In the previous text, we explored two situations in response to the question “Why can it be good to receive a Private Equity investment?”. These were: (i) capital and experience for inorganic growth and (ii) reduction of exposure to business risk for the entrepreneur. As we indicated at the end, there are three additional circumstances under which it may be advantageous to receive a Private Equity investment:
- Inheritance Planning
There are recurring cases of succession proceedings of family companies in which not all children have an interest in being a company executive. In these cases, it may be very useful for the family to have a partner-investor, who helps organize management and establish good corporate governance practices in the company. Thus, children who remain in the business must obey the rules of governance in the best interests of the company and the other children will be assured that there will be no conflicts of interest among those who remain. That is, in addition to the rules, there will be another impartial shareholder who will aim for the best results for the company.
In the same way, it can be difficult to accurately value the business to support the dividing up of other assets which are to be transferred to the heirs. The investor’s introduction into the company is always preceded by establishing the stock price, which solves this problem, as well as freeing up other assets and liquidity from the family for transfer to the heirs.

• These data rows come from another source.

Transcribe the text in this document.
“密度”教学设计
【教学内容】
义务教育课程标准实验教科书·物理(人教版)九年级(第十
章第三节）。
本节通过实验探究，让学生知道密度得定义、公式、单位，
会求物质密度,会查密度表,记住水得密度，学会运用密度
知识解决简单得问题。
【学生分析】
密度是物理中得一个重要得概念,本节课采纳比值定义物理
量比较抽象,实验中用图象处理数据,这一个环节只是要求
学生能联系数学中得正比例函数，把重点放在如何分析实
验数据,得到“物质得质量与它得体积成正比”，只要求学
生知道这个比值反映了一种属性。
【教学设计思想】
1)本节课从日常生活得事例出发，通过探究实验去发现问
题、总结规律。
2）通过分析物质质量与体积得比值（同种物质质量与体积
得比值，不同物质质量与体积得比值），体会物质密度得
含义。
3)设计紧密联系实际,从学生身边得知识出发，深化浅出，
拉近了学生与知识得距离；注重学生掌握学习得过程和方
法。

- Corporate restructuring with the implementation of corporate governance
Similarly to the aforementioned points regarding succession planning, in companies where issues between members can or need to be solved by the total or partial exit of a shareholder or group, the input of a financial investor is valuable. It provides resources to acquire such participation, and at the same time promotes the organization of corporate governance for the withdrawal of eventual conflicts of interest between the parties. Additionally, it results in the formatting of professional executive management, independent of the specific interests of each shareholder or group of shareholders. However, it is rare for investors to have an interest in raising funds in a litigious company, so conflicts need to be resolved in advance, with shareholders always acting in the best interests of the company, rather than in their own.

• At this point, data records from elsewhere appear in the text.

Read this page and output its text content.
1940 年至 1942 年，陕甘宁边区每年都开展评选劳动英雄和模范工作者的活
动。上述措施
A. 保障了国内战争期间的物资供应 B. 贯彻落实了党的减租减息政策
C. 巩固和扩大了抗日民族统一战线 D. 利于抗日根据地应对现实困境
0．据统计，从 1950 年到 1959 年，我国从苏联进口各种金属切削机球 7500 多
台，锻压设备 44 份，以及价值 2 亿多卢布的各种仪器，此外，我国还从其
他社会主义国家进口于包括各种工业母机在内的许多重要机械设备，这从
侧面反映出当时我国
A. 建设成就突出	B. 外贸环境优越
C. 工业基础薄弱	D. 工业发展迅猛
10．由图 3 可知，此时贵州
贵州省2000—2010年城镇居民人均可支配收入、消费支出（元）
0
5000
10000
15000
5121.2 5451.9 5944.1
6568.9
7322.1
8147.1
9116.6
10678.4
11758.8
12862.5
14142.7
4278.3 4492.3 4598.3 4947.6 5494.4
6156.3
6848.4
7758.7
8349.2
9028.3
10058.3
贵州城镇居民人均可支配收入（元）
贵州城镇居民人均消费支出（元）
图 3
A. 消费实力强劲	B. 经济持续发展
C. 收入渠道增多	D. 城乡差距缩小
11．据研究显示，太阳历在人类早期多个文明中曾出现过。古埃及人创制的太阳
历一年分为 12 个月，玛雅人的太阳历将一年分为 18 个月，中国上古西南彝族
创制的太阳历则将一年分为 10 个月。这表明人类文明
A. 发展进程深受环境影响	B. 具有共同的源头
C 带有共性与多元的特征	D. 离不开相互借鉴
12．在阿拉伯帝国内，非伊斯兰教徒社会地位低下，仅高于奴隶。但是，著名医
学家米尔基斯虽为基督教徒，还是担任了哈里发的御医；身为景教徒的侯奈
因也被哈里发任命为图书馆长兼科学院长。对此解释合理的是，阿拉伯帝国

Finally, we discuss the most common reason:
- Growth capital
The entrepreneur repeatedly discovers or develops several growth opportunities in the business he/she operates, which demand capital to be made viable . These opportunities are usually “in the drawer”, either because there are no cash flow resources available to explore them further, or because the entrepreneur does not want to risk being exposed to high debt for such projects. A good way to resolve this impasse is to bring in a partner-investor with such additional capital.
In addition to the financial aspect, the entrepreneur usually has an excellent business and operational profile as well as a good strategic vision for the business. However, the company can develop greatly with the support of the investor, in terms of both professional financial management and corporate governance. The investor can help to organize the procedures for decision-making in the company, and therefore reduce dependency on the entrepreneur as an executive in the administrative-financial management of the company. In addition, the rules are clear among the executives and partners, and the entrepreneur can divide the risk of the strategic decisions that are only his. Introducing a professional investor into the company also improves the relationship with the financial market for access to finance. Lenders become more confident with quality information, prepared professionals and a shareholder-investor who has a benchmark of good practices, thereby reducing the company’s credit risk.